# Jumping and biting 6 month old



## Kristend (Apr 20, 2012)

Hi guys,
I have read a lot of the comments on here about jumping and using a can of coins or pebbles to stop jumping or getting people to ignore your dog when she jumps but nothing seems to work!
Today we were playing fetch in the front yard, Abby saw a stranger walking by and sprinted across the road to jump on him and grab his jacket with her mouth. Needless to say he was not impressed.

Not only does Abby jump but she also bites! I'm worried one day I am going to get sued!

I already won't let her off the lead when people are around, now she can't be trusted in the yard! Does anyone have any tips to stop the biting, jumping and not coming back when called?

Thanks for your help!


----------



## born36 (Jun 28, 2011)

Right you need to go back to basics. So if in the garden or at a park use a long line and buy yourself a whistle.

Train her on her recall. Start in the house and blow the whistle each time you feed her. Then go in another room with a treat. Blow the whistle and when she comes give her a treat.

Then do the same in the garden. Put her on her long line and blow the whistle. When she comes back give her a treat. Once she has this down go to more distracting areas like a park. Put her on her long line and blow whistle. When she comes back give her a treat. 
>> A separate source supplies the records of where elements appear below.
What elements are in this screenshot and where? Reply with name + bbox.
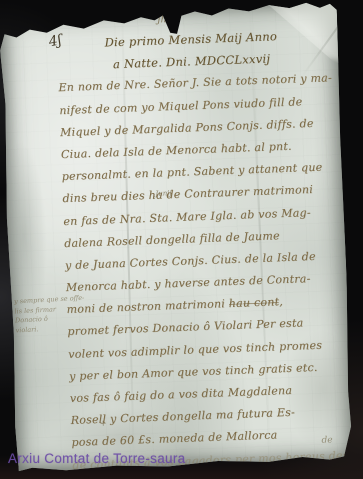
scan-background: 4ʃ Jhs Junij + Die primo Mensis Maij Ann…	[0, 0, 363, 479]
catchword: de	[321, 435, 332, 445]
manuscript-text: Die primo Mensis Maij Annoa Natte. Dni. …	[0, 23, 354, 479]
margin-note: y sempre que se offe-lis les firmarDonac…	[14, 294, 76, 335]
manuscript-page: 4ʃ Jhs Junij + Die primo Mensis Maij Ann…	[0, 0, 353, 473]
archive-stamp: Arxiu Comtat de Torre-saura	[8, 451, 185, 466]
christogram-mark: Jhs	[157, 15, 171, 26]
Do this over and over and over again. She will get better.

For the jumping up go and get yourself some pet corrector which compressed air in a can. When she jumps on you spray the air. Not on her ever but spray the air upwards. The sound will snap her out of it. 
Vs are soooo social and so they do tend to run off to meet people but if you work on the recall over and over again she will get it.

Hang in there.


----------



## hotmischief (Mar 11, 2012)

I have the same problem with Boris jumping up at us and other people - it is the one thing I have not been able to sort. He knows the word OFF in fact people think his name is Borisoff 

If I anticipate him jumping up and tell him NO or OFF = that works, but I don't always see it coming.

The Pet Corrector is fantastic - just makes a hissing sound, but has the desired effect IF you have it to hand when they jump. Your post has prompted me to go and get another one as I need to get this sorted.

Kristend, I would stick to an enclosed area, or use a line as Born suggests, until the recall is reliable. Boris's recall is good and I find a whistle is great when he is playing with other dogs - it just gets his attention and he comes flying back. RBD recommended a 211.5 whistle - I got a couple of ebay.

Let us know how you get on.


----------



## Kristend (Apr 20, 2012)

Thanks very much for your advice born36 and hotmischief! I had never thought of using a whistle or a pet corrector. I will definitely try both!
As well as the long line to practice recall at the park.
It would be so nice to have a dog that comes when calls and doesn't jump on people!


----------